Abbott (NYSE:ABT) shares are down in pre-market trading after the healthcare giant posted third-quarter results that just met the consensus earnings forecast but missed on revenues and narrowed its outlook for the rest of the year.
Abbott Park, Ill.-based Abbott reported profits of $960 million, or 53¢ per share, on sales of $8.08 billion for the three months ended Sept. 30, marking a botom-line gain of 70.5% on sales growth of 5.5% compared with Q3 2018. Adjusted to exclude one-time items, earnings per share were 84¢, in line with the consensus on Wall Street, where analysts were looking for sales of $8.10 billion.
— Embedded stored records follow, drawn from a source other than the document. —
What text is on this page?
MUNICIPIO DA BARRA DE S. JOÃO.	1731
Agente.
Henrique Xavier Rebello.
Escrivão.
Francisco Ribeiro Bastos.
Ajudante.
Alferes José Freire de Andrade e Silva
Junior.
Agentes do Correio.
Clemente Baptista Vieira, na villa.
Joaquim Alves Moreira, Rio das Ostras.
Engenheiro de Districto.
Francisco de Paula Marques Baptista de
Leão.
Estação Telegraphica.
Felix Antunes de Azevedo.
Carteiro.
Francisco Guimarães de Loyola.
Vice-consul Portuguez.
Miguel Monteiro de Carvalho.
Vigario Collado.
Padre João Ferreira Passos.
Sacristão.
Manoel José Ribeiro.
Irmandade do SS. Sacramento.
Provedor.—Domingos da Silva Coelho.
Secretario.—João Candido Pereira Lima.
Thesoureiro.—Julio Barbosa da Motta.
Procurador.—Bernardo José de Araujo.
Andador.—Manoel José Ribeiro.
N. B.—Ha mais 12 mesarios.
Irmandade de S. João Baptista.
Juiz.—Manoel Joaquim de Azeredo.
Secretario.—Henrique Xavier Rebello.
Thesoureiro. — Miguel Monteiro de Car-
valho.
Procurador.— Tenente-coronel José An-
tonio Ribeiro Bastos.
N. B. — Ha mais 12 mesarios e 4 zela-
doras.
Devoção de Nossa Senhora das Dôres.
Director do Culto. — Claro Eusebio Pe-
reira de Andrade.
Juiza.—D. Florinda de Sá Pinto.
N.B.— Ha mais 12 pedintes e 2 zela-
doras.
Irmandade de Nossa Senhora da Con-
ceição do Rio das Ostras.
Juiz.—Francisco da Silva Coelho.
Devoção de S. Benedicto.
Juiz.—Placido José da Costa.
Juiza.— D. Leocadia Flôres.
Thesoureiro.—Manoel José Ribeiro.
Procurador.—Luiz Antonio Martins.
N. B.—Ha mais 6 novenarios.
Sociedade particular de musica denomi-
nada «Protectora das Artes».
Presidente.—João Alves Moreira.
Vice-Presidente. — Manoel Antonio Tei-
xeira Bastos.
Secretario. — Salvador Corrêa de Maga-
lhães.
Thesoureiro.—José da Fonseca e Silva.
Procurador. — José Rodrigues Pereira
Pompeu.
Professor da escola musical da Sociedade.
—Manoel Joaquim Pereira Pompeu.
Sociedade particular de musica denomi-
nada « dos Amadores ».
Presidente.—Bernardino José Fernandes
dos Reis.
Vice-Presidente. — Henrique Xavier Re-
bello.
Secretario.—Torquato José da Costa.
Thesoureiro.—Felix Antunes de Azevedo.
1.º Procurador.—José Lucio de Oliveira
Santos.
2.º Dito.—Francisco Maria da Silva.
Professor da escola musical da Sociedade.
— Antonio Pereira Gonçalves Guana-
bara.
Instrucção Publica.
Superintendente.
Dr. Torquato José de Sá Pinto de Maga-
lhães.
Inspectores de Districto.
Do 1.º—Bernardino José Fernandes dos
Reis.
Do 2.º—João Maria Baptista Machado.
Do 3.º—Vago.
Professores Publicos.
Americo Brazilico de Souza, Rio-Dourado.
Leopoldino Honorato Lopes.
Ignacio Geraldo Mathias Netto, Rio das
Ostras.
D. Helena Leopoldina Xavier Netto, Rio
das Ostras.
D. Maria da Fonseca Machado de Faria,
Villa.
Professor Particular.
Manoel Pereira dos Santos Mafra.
“We’re performing exceptionally well across several areas,” chairman & CEO Miles White said in prepared remarks. “We’re right on track to achieve ongoing EPS and organic sales growth at the upper-end of our initial guidance ranges for the year.”
Abbott said it now expects to report adjusted EPS of $3.23 to $3.25, compared with $3.21 to $3.27 previously. Fourth-quarter adjusted EPS are pegged at 94¢ to 96¢, the company said.
ABT shares, which closed up 2.7% at $81.98 apiece yesterday, were off by -1.7% to $80.55 each today in pre-market trading.